Adversarial Manipulation of Deep Representations
Sara Sabour, Yanshuai Cao, Fartash Faghri, David J. Fleet
TL;DR
The paper introduces feature adversaries, a class of adversarial images that, with imperceptible perturbations, force a DNN’s intermediate representations to resemble those of a chosen guide image while keeping the image perceptually similar to the source. It formalizes a constrained optimization to minimize representation distance at a target layer and validates the approach across multiple networks and datasets, showing that the adversarial encodings are often natural-looking and close to the guide in high-dimensional feature space. Through Euclidean and manifold-based analyses (PPCA tangent space and angular consistency) and comparisons with label-based adversaries, the authors demonstrate that the phenomenon reflects intrinsic properties of DNN representations rather than mere misclassification or linearity effects, and that architecture plays a substantial role, even in randomly weighted networks.
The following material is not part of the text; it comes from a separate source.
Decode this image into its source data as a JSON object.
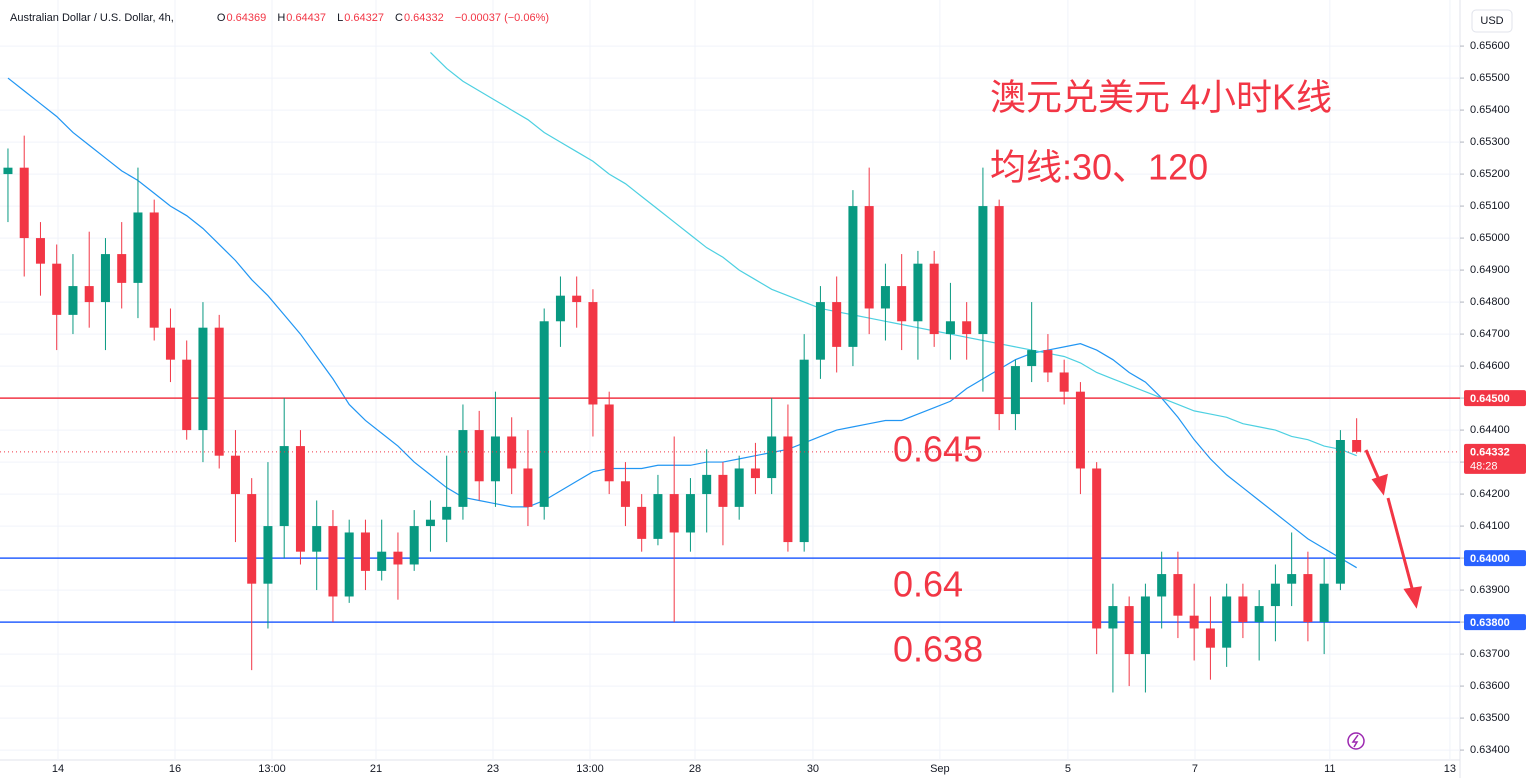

These findings raise fundamental questions about the geometry of natural image manifolds in deep representations and have implications for model robustness and defense against sophisticated adversaries.
Abstract
We show that the representation of an image in a deep neural network (DNN) can be manipulated to mimic those of other natural images, with only minor, imperceptible perturbations to the original image. Previous methods for generating adversarial images focused on image perturbations designed to produce erroneous class labels, while we concentrate on the internal layers of DNN representations. In this way our new class of adversarial images differs qualitatively from others. While the adversary is perceptually similar to one image, its internal representation appears remarkably similar to a different image, one from a different class, bearing little if any apparent similarity to the input; they appear generic and consistent with the space of natural images. This phenomenon raises questions about DNN representations, as well as the properties of natural images themselves.